It would be interesting to see if this works OK on an ARM machine.


Running e.g. z-self-modify-1 to completion in -mc -mx 1 mode shows the memory
for the run6502 process grows steadily, but valgrind doesn't show any leaks. A
quick web search suggests this might be internal leaks in LLVM (which are only
exposed by things like this which continually JIT). I am inclined to leave this
and perhaps come back to it once LLVM 3.5 is actuallly released; if there's
still a problem then it might be worth tracking it down.
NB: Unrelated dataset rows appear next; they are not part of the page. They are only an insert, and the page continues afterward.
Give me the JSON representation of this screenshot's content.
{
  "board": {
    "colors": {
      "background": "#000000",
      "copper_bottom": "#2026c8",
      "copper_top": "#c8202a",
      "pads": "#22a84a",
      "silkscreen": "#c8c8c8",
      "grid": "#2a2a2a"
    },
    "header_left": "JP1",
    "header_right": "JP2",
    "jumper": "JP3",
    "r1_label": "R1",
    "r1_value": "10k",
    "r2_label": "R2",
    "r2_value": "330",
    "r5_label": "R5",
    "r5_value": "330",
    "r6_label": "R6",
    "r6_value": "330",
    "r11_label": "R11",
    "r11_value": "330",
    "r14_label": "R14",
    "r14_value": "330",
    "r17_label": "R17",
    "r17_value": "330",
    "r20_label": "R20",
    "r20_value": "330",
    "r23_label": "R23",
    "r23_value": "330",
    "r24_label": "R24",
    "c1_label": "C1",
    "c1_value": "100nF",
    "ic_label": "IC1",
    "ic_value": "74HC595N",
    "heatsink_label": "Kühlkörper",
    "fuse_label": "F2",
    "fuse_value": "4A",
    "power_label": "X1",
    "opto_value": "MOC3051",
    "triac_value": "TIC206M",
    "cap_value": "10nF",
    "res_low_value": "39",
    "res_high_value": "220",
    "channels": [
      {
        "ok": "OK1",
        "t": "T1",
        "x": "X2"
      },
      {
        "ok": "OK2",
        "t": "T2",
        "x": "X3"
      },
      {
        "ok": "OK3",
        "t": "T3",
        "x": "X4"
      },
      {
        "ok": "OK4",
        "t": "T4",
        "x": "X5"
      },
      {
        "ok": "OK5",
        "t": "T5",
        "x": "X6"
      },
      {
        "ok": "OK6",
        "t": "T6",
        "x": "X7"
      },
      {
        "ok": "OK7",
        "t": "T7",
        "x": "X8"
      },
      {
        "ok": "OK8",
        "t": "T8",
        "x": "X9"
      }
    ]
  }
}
Would it be helpful to pass branch weights to CreateCondBr()? For example,
where we have a computed address which might trigger a read/write callback, we
could calculate the proportion of addresses in the address range which have
callbacks on them and use that as the probability of taking the callback-exists
branch.


We could potentially use Function objects to deduce properties of stretches of
code and use that information to improve the generated code. For example, if we
observed that a Function object didn't contain any external calls or any
stack-modification instructions except RTS then we could inline it in any
callers (adding its code ranges to their code ranges, of course) and the RTS
could be a no-op. (For 100% accuracy, the JSR should still push the return
address on the stack but not modify the stack pointer. Code executed later on
might peek at the stack and expect those values to be there.) This might in
turn allow the callers of that Function to be inlined themselves. This is just
an example. It may be that in practice deciding when to re-translate code would
cause a sufficient performance impact to just not be worth it in the first
place.


We could add support for counting the number of cycles executed by the JITted
code; lib6502 itself has some support for this in the form of the tick* macros,
but they don't do anything by default.


Would there be any performance improvement to be had by having Function objects
(tail) call one another where possible?


Hybrid mode currently makes no attempt to avoid re-generating Function objects
which are continually being invalidated due to self-modifying code. It might be
nice if some heuristic caused us to avoid this unnecessary work and just let
the interpreter always handle that code.

On a related but distinct note, currently once an element of
FunctionManager::code_at_address_ is set, it is never cleared. This might cause
us to avoid optimistic writes which in reality would be OK. We could use some
heuristic to decide when to destroy Function objects which have not been
executed in a long time, and start clearing code_at_address_ elements when all
functions covering an address are removed. (See the note in
FunctionManager::destroyFunction(); this clearing must be done *outside* the
loop in FunctionManager::buildFunction(), or the implementation of
buildFunction() must be tweaked.)

However, it may be that it just isn't worth being that clever. Any such code
would need to be triggered inside the main loop between executions of Function
objects. We could do it only every nth time, and keeping track of how many
times we've been round probably wouldn't significantly harm performance, but be
careful.


Would a different default value for max_instructions be better?


Are there any other LLVM optimisation passes which would be helpful?